The company wants the Department of Health and Human Resources to cancel the contract awarded to Molina Medicaid Solutions. The contract, which the DHRR signed with Molina in December, is for a new computer system to process claims for the state's 420,000 Medicaid recipients. Molina operates the existing system, the Charleston Daily Mail reported Monday.

Xerox claims a $10.5 million deal with the state in 2011 to upgrade the existing system gave Molina an unfair advantage in bidding for the new contract.

"In other words,'' wrote Charleston lawyer Carte Goodwin, a former U.S. senator who is representing Xerox, "the state cut a side deal with Molina to pour its foundation, and then asked the remaining vendors to bid on the cost of building the entire house.''

A DHHR spokeswoman said the upgrade was required by the federal government.

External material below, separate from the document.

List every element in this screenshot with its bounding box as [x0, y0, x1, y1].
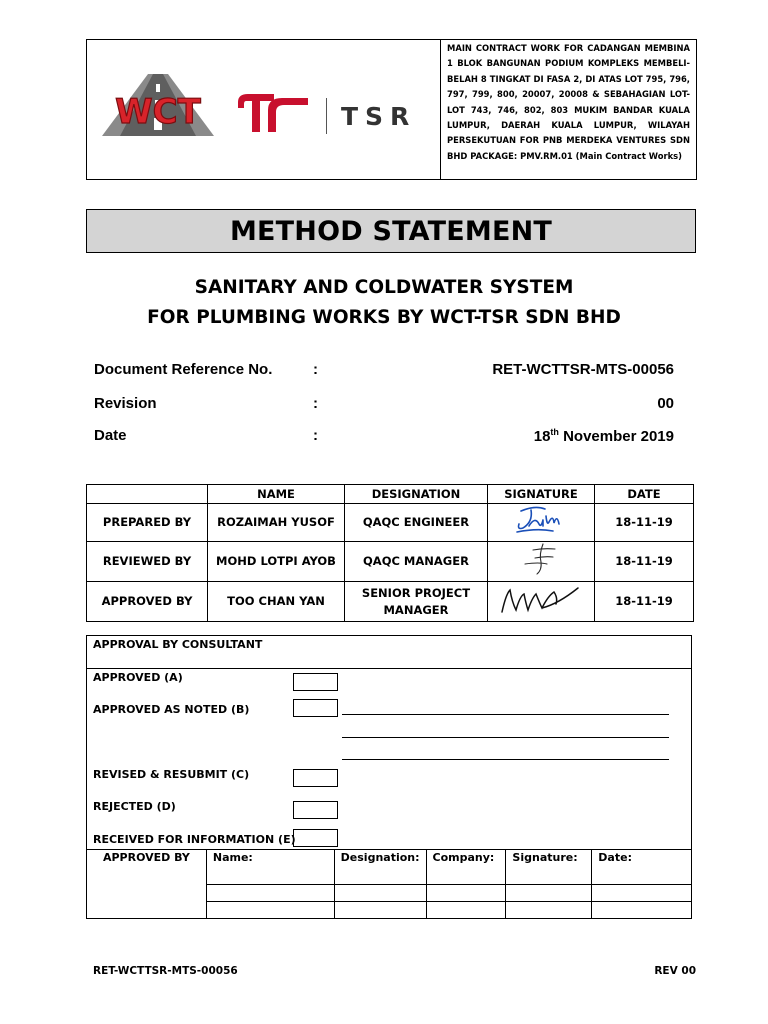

During the negotiations on the upgrade agreement, Molina officials had special access to two senior DHHR officials who were deciding which company would win the new contract, Xerox alleges.

Xerox also said the DHHR rebid the contract in 2011 after it inadvertently gave Molina access to Xerox's trade secrets.

DHHR spokeswoman Marsha Dadisman says the department is reviewing Xerox's protest.

"As this is a protest directed at the state, we cannot comment on this,'' Molina spokeswoman Sunny Yu told the newspaper in an email.

In March, the DHHR threw out the bids again after Legislative Auditor Aaron Allred raised concerns about a private consultant who helped develop the agency's contract bidding process while working for a company listed by a vendor as a subcontractor during the second round of bidding.